Les deux intervenants se sont livrés à ce stade du débat à une courte digression en évoquant brièvement la guerre syrienne, en réponse à une question du modérateur. « Ce qui m’inquiète, c’est l’Iran et le Hezbollah, beaucoup plus que l’opposition syrienne, a souligné M. Rabinovich. À cet égard, la position du gouvernement israélien de se tenir à l’écart de cette crise est à mon sens une position sage. »

Quant à l’ambassadeur palestinien, il s’est livré à une autocritique en faisant allusion de manière implicite au cas du Liban, entre autres, sans le nommer. « Nous avons payé un prix énorme du fait de notre implication dans les problèmes internes arabes, a-t-il relevé. Nous avons par conséquent adopté une attitude de distanciation concernant la Syrie, mais nous sommes malgré tout pour les aspirations du peuple syrien. »
Revenant ensuite au cœur du problème, à savoir la nécessité de relancer le processus de paix palestino-israélien, les deux intervenants ont insisté sur l’importance des négociations secrètes, relevant, comme l’a fait M. Hassassian, que c’est ce qui a permis le succès des pourparlers d’Oslo.
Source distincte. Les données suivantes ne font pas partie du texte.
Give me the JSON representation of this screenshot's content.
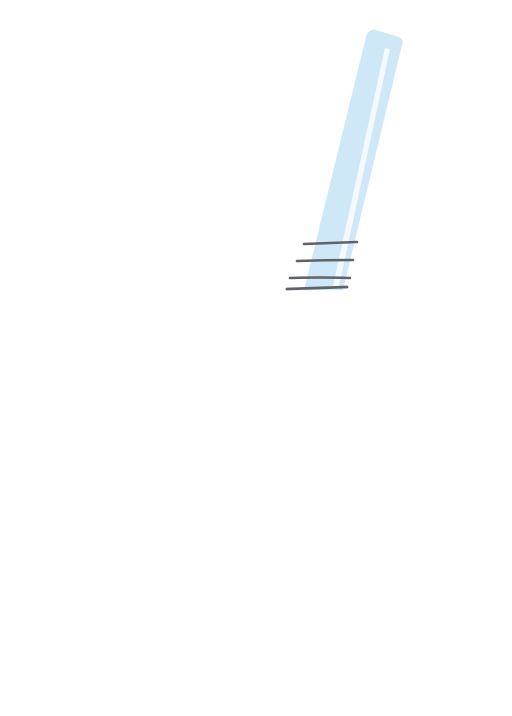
{
  "illustration": {
    "subject": "tall glass",
    "colors": {
      "glass_fill": "#cfe8f8",
      "glass_highlight": "#f3f9fe",
      "stripe_color": "#5f6367",
      "background": "#ffffff"
    },
    "stripe_count": 4
  }
}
Le député israélien (de gauche) Meir Sheetrit a pris alors la parole pour souligner que « l’erreur du processus d’Oslo a été de fragmenter la dynamique de paix, d’avoir négocié étape par étape au lieu de discuter de tout le processus dans sa globalité en même temps ». « Cela a permis à chaque partie de manœuvrer sur chaque point alors qu’il aurait fallu négocier tout en même temps, ce qui a brisé l’élan de paix », a affirmé le député israélien qui a souligné en outre qu’il est anormal que les deux dirigeants israélien et palestinien Benjamin Netanyahu et Mahmoud Abbas ne se rencontrent pas pour relancer la dynamique de paix. Et d’ajouter que « les deux parties doivent s’asseoir ensemble sans les États-Unis, de préférence en présence de la Ligue arabe qui a proposé un plan de paix » lors du sommet tenu à Beyrouth.
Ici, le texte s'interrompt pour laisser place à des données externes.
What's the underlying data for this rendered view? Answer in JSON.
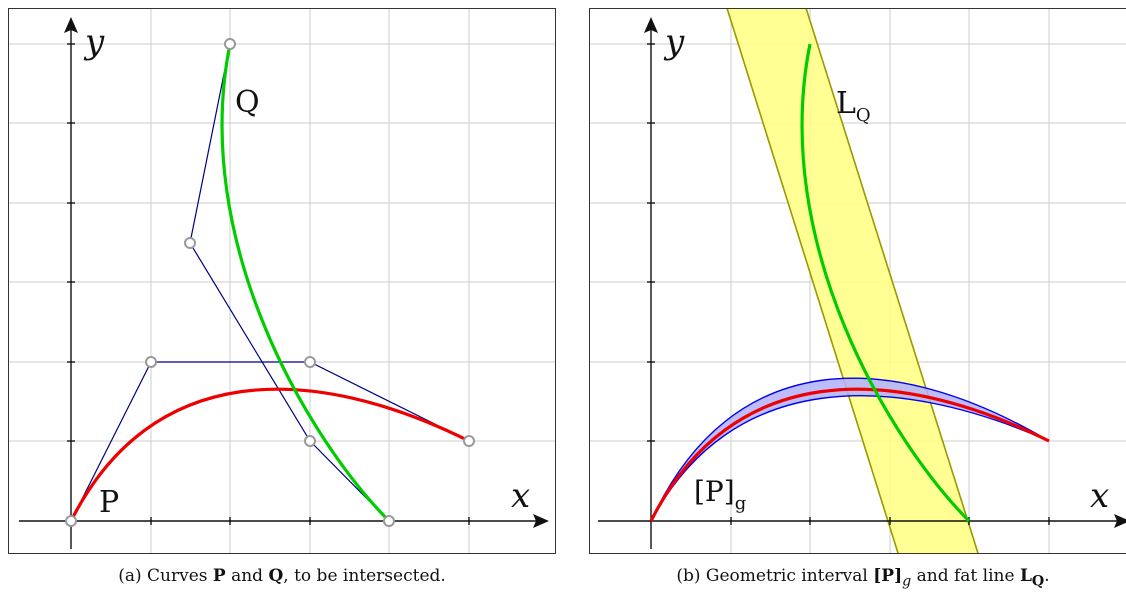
{
  "panel_a": {
    "axis_x_label": "x",
    "axis_y_label": "y",
    "label_p": "P",
    "label_q": "Q",
    "caption": {
      "prefix": "(a) Curves ",
      "p": "P",
      "and": " and ",
      "q": "Q",
      "suffix": ", to be intersected."
    }
  },
  "panel_b": {
    "axis_x_label": "x",
    "axis_y_label": "y",
    "label_lq_main": "L",
    "label_lq_sub": "Q",
    "label_pg_main": "[P]",
    "label_pg_sub": "g",
    "caption": {
      "prefix": "(b) Geometric interval ",
      "pg_main": "[P]",
      "pg_sub": "g",
      "and": " and fat line ",
      "lq_main": "L",
      "lq_sub": "Q",
      "suffix": "."
    }
  },
  "colors": {
    "curve_p": "#ee0000",
    "curve_q": "#00cc00",
    "control_polygon": "#000080",
    "fat_line_fill": "#ffff80",
    "fat_line_stroke": "#999900",
    "interval_fill": "#b0b0ff",
    "interval_stroke": "#0000ee",
    "grid": "#cccccc"
  }
}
Durant l’intervention de M. Sheetrit, l’ambassadeur palestinien acquiesçait, d’un mouvement de la tête, à tous les propos du député israélien, soulignant que ces propos constituaient sa propre conclusion au débat. Ce qui a amené M. Rabinovich à relever que cette position de M. Hassassian apportait sur ce plan la preuve que « le déplacement jusqu’à Montreux valait la peine ».